Travel from other U.S. cities also sparked infections across the country, including from an early outbreak centered in the Seattle area that seeded infections in more than a dozen states, researchers say. Even if New York had managed to slow the virus, it probably would have continued to spread from elsewhere, they say.
But the Seattle outbreak proved to be a squall before the larger storm gathering in New York, where, at the end of February, thousands of infected people packed trains and restaurants, thronged tourist attractions and passed through its three major
airports.
During crucial weeks in March, New York’s political leaders waited to take aggressive action, even after identifying hundreds of cases, giving the virus a head start. And by mid-March, when President Donald Trump restricted travel from Europe, the restrictions were essentially pointless, the data suggest, as the disease was already spreading widely within the country.
Acting earlier would most likely have blunted the virus’ march across the country, researchers say.
“It means that we missed the boat early on, and the vast majority in this country is coming from domestic spread,” said Kristian Andersen, a professor in the department of immunology and microbiology at Scripps Research. “I keep hearing that it’s somebody else’s fault. That’s not true. It’s not somebody else’s fault; it’s our own fault.”
A lack of testing obscured the true extent of the outbreak for months, and officials acted on incomplete and sometimes conflicting information. The enormous growth of New York’s outbreak partly reflects its volume of international visitors, especially from Europe, where most of its infections came from.
Dani Lever, communications director for Gov. Andrew Cuomo, criticized federal authorities, describing an “enormous failure by the federal government to leave New York and the East Coast exposed to flights from Europe, while at the same time instilling a false sense of security by telling the state of New York that we had no COVID cases throughout the entire month of February.”

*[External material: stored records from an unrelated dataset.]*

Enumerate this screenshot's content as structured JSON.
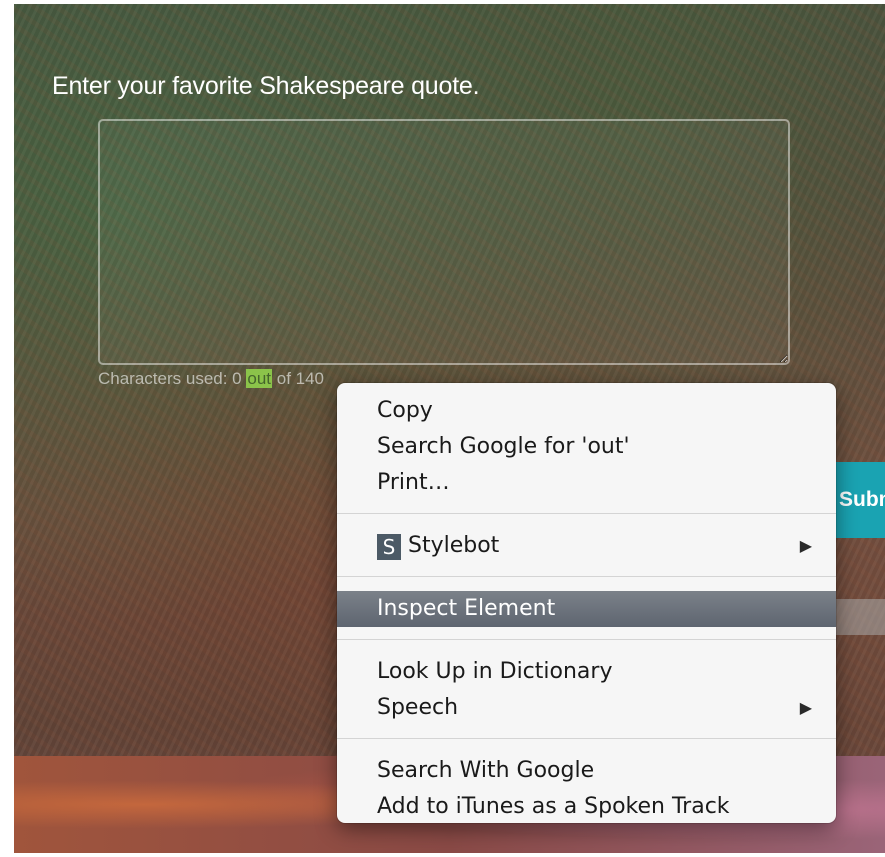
{
  "form": {
    "heading": "Enter your favorite Shakespeare quote.",
    "textarea_value": "",
    "counter": {
      "prefix": "Characters used: 0",
      "highlighted": "out",
      "suffix": "of 140"
    },
    "submit_label": "Submit"
  },
  "context_menu": {
    "group1": [
      "Copy",
      "Search Google for 'out'",
      "Print…"
    ],
    "stylebot": {
      "badge": "S",
      "label": "Stylebot",
      "has_submenu": true
    },
    "inspect": {
      "label": "Inspect Element",
      "highlighted": true
    },
    "dictionary": "Look Up in Dictionary",
    "speech": {
      "label": "Speech",
      "has_submenu": true
    },
    "search_with_google": "Search With Google",
    "itunes": "Add to iTunes as a Spoken Track"
  },
  "icons": {
    "submenu_arrow": "submenu-arrow-icon",
    "stylebot": "stylebot-icon"
  },
  "colors": {
    "submit_bg": "#1aa3b2",
    "counter_highlight": "#8bc34a",
    "menu_highlight": "#5e6570"
  }
}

A White House spokesman, Judd Deere, said that Trump had acted quickly. The president blocked most visitors from Europe starting March 13, more than a month after he restricted travel from China.
“Just as he acted early on to cut off travel from the source of the virus, President Trump was advised by his health and infectious disease experts that he should cut off travel from Europe — an action he took decisively without delay to save lives while Democrats and the media criticized him and the global health community still did not fully comprehend the level of transmission or spread,” Deere said.
The travel that helped spread the virus includes New York residents who left the city and nonNew Yorkers who visited or passed through.
Now that infections are dispersed around the country, travel from New York is no longer a main factor shaping the progression of the epidemic, researchers said.
Geneticists have analyzed and shared more than 2,000 samples of the virus from infected people. As the virus infects new people and replicates, it picks up mutations along the way. These mutations typically do not change the behavior of the virus, but they can provide a signature of a virus’s origin.
Most samples taken in Texas, Ohio, Louisiana, Idaho, Wisconsin and many other states carry distinct mutations that can be traced back to viruses introduced into New York.
Overall, epidemiologist Grubaugh estimated, infections spreading from New York account for 60 to 65 percent of the sequenced viruses across the country.
Other scientists said they would like to see more samples before calculating precise figures. But they agreed that New York’s prominence in seeding the national spread appears to have begun in early March, two weeks before stay-at-home orders were put in place.
“New York acted as the Grand Central Station for this virus, with the opportunity to move from there in so many directions, to so many places,” said David Engelthaler, head of the infectious disease branch of the Translational Genomics Research Institute in Arizona.